Chez le chien adulte, les recommandations varient selon l’exposition aux parasites. Un animal vivant en extérieur nécessite une surveillance accrue. De plus, un chien en contact avec des enfants ou d’autres animaux doit être vermifugé régulièrement.
Le vétérinaire adapte la fréquence selon le risque parasitaire. Une vermifugation préventive reste essentielle pour limiter les infestations et la transmission.
Certains signes peuvent évoquer une infestation parasitaire. On observe parfois des troubles digestifs. Le chien peut présenter des diarrhées ou des vomissements.
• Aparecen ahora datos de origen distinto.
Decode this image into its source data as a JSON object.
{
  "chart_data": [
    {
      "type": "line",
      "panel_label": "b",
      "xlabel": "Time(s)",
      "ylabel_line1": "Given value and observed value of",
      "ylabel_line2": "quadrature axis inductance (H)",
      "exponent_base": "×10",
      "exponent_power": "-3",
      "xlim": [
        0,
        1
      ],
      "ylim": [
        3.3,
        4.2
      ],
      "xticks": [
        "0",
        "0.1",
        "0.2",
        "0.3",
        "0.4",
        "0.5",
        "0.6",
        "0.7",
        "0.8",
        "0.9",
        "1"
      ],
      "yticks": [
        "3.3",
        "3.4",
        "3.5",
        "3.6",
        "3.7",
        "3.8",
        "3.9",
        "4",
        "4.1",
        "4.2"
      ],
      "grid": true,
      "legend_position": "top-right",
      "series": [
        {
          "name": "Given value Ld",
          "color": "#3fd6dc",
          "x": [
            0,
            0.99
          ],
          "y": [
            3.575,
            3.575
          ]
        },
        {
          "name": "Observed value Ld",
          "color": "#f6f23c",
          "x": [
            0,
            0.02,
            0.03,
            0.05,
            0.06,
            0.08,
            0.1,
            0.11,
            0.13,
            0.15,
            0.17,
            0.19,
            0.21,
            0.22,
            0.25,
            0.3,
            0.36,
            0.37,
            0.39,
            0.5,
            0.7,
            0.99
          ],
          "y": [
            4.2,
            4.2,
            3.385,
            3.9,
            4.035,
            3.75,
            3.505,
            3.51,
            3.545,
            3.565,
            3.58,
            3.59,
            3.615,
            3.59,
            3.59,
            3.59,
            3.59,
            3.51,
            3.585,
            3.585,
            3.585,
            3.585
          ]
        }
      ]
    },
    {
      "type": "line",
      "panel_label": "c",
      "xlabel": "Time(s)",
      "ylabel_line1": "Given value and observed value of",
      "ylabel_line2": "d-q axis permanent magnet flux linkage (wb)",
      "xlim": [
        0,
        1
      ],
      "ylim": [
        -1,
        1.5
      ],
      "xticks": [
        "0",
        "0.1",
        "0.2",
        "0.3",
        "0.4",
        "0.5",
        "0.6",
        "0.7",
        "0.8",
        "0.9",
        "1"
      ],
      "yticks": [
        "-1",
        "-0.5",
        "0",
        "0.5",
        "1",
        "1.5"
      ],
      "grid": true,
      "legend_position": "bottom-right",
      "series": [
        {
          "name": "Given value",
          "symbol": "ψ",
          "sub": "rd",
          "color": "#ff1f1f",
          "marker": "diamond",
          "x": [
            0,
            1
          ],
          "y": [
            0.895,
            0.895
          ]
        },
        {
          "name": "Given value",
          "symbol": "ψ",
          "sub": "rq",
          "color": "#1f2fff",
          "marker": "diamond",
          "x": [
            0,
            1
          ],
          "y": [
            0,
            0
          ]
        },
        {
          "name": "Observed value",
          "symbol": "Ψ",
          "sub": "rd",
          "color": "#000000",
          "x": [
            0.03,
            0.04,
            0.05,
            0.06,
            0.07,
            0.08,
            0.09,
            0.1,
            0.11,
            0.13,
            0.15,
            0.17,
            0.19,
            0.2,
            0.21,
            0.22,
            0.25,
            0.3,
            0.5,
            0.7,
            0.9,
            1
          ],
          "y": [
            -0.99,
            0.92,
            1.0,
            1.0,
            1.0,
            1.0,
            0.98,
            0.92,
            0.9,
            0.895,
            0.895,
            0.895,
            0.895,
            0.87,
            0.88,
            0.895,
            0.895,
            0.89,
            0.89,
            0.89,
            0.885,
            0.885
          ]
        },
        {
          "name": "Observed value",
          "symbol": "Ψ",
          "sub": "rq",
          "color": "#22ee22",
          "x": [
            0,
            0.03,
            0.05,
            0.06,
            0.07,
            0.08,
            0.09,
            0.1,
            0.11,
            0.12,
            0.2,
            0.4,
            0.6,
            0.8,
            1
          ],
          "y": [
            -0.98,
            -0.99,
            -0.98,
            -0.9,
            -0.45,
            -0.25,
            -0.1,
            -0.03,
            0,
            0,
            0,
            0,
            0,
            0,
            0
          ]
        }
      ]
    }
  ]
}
Un amaigrissement inexpliqué constitue aussi un signal d’alerte. Par ailleurs, un pelage terne ou un abdomen ballonné peuvent apparaître.
Cependant, l’absence de symptômes ne signifie pas l’absence de vers. De nombreux chiens infestés ne montrent aucun signe visible. C’est pourquoi la prévention par vermifuge chien reste indispensable.
L’ail est parfois cité comme solution naturelle. Toutefois, son usage chez le chien nécessite une grande prudence.
Certaines doses peuvent s’avérer toxiques. Les composés soufrés de l’ail peuvent provoquer des troubles hématologiques chez le chien.
Contrairement à un vermifuge chien médicamenteux, l’efficacité de l’ail contre les vers intestinaux n’est pas démontrée de manière scientifique comparable. Pour cette raison, l’utilisation d’un médicament vétérinaire adapté reste recommandée.
Les signes cliniques varient selon l’intensité de l’infestation. On observe parfois des segments de vers dans les selles. Cela concerne notamment les vers plats.
Le chien peut également se frotter l’arrière-train au sol. Ce comportement traduit un inconfort anal.
Dans certains cas, des troubles digestifs apparaissent. Une fatigue inhabituelle peut aussi être présente. Chez le chiot, une infestation importante peut ralentir la croissance.
Une consultation vétérinaire permet de confirmer le diagnostic et d’adapter le vermifuge chien.